The simplest explanation for such a one-sided evaluation on our part is that we have to listen to these people week after week. We would much prefer to listen without feeling that the experience is torture. But I do not think that this simple explanation is adequate. The opposite is more often the case. Many congregations tolerate preaching that is mediocre or even less because they are being cared for by a genuine shepherd.
I believe two other factors have caused the church to elevate speaking ability over spiritual leadership and even moral character. One is the church’s marketplace orientation. The other is the congregation’s growing tolerance for a distance between the church’s pastors and its members. These two are related. Churches tolerate good speakers who are weak pastors because they rely on the pastor’s speaking ability to market the church to non-attenders. This is especially true of churches that have grown large and where the pastor has become the brand. They are “too big to fail.” There is too much at stake. The fortunes of too many people are tied to one personality to jeopardize it all by holding these leaders accountable. More than one fallen leader has sought protection from the consequences of their failure by threatening to bring the temple down on the heads of those who sought to expose them.

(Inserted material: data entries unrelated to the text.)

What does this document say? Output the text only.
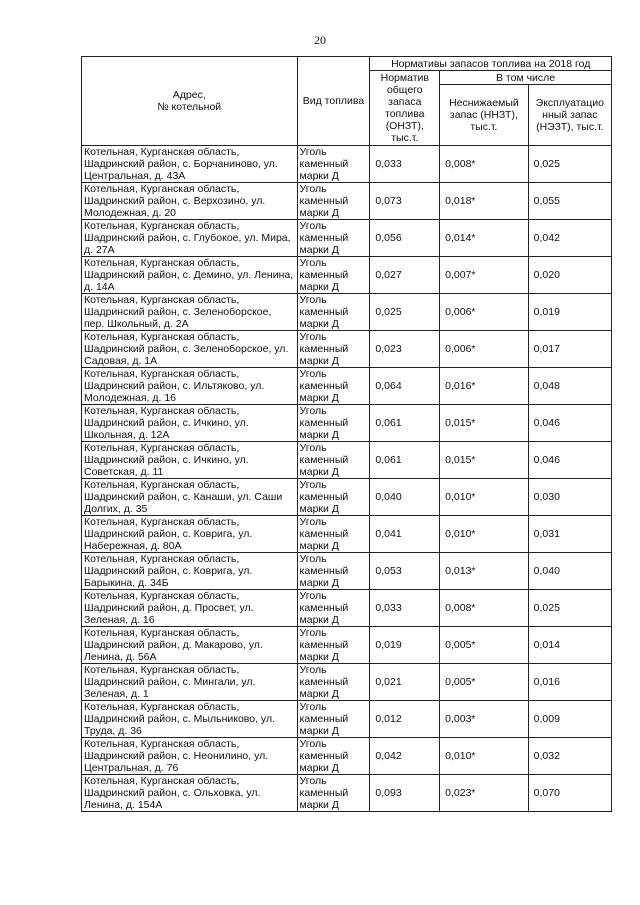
20
Адрес,
№ котельной	Вид топлива	Нормативы запасов топлива на 2018 год		
		Норматив общего запаса топлива (ОНЗТ), тыс.т.	В том числе	
			Неснижаемый запас (ННЗТ), тыс.т.	Эксплуатацио нный запас (НЭЗТ), тыс.т.
Котельная, Курганская область, Шадринский район, с. Борчаниново, ул. Центральная, д. 43А	Уголь каменный марки Д	0,033	0,008*	0,025
Котельная, Курганская область, Шадринский район, с. Верхозино, ул. Молодежная, д. 20	Уголь каменный марки Д	0,073	0,018*	0,055
Котельная, Курганская область, Шадринский район, с. Глубокое, ул. Мира, д. 27А	Уголь каменный марки Д	0,056	0,014*	0,042
Котельная, Курганская область, Шадринский район, с. Демино, ул. Ленина, д. 14А	Уголь каменный марки Д	0,027	0,007*	0,020
Котельная, Курганская область, Шадринский район, с. Зеленоборское, пер. Школьный, д. 2А	Уголь каменный марки Д	0,025	0,006*	0,019
Котельная, Курганская область, Шадринский район, с. Зеленоборское, ул. Садовая, д. 1А	Уголь каменный марки Д	0,023	0,006*	0,017
Котельная, Курганская область, Шадринский район, с. Ильтяково, ул. Молодежная, д. 16	Уголь каменный марки Д	0,064	0,016*	0,048
Котельная, Курганская область, Шадринский район, с. Ичкино, ул. Школьная, д. 12А	Уголь каменный марки Д	0,061	0,015*	0,046
Котельная, Курганская область, Шадринский район, с. Ичкино, ул. Советская, д. 11	Уголь каменный марки Д	0,061	0,015*	0,046
Котельная, Курганская область, Шадринский район, с. Канаши, ул. Саши Долгих, д. 35	Уголь каменный марки Д	0,040	0,010*	0,030
Котельная, Курганская область, Шадринский район, с. Коврига, ул. Набережная, д. 80А	Уголь каменный марки Д	0,041	0,010*	0,031
Котельная, Курганская область, Шадринский район, с. Коврига, ул. Барыкина, д. 34Б	Уголь каменный марки Д	0,053	0,013*	0,040
Котельная, Курганская область, Шадринский район, д. Просвет, ул. Зеленая, д. 16	Уголь каменный марки Д	0,033	0,008*	0,025
Котельная, Курганская область, Шадринский район, д. Макарово, ул. Ленина, д. 56А	Уголь каменный марки Д	0,019	0,005*	0,014
Котельная, Курганская область, Шадринский район, с. Мингали, ул. Зеленая, д. 1	Уголь каменный марки Д	0,021	0,005*	0,016
Котельная, Курганская область, Шадринский район, с. Мыльниково, ул. Труда, д. 36	Уголь каменный марки Д	0,012	0,003*	0,009
Котельная, Курганская область, Шадринский район, с. Неонилино, ул. Центральная, д. 76	Уголь каменный марки Д	0,042	0,010*	0,032
Котельная, Курганская область, Шадринский район, с. Ольховка, ул. Ленина, д. 154А	Уголь каменный марки Д	0,093	0,023*	0,070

The popularity of the megachurch model, even though only a small minority of congregations can actually achieve it, has changed the way church members relate to their pastors. It has also changed the way Bible colleges and seminaries train for ministry (or don’t). We are being pressured to train performers and administrators instead of pastors. Those who attend megachurches do not expect to be pastored. They do not expect to relate to the preaching pastor at close range. They do not expect the pastor to invite them over to dinner or to show up at the hospital and pray for them when they are sick. They do not expect him to come to their home and ask about their spiritual well-being. They do not know what kind of office hours the pastor keeps if the pastor keeps any at all. They do not know what the pastor’s salary is, because it is masked in the budget, lumped together with all the other staff salaries. Indeed, the typical church attender has been trained to think that the pastor’s salary is none of their business. As a result, all the average worshipper knows about the preaching pastor is what they hear when the church gathers for worship. The resulting distance makes it impossible for the congregation to hold the pastor accountable for much of anything.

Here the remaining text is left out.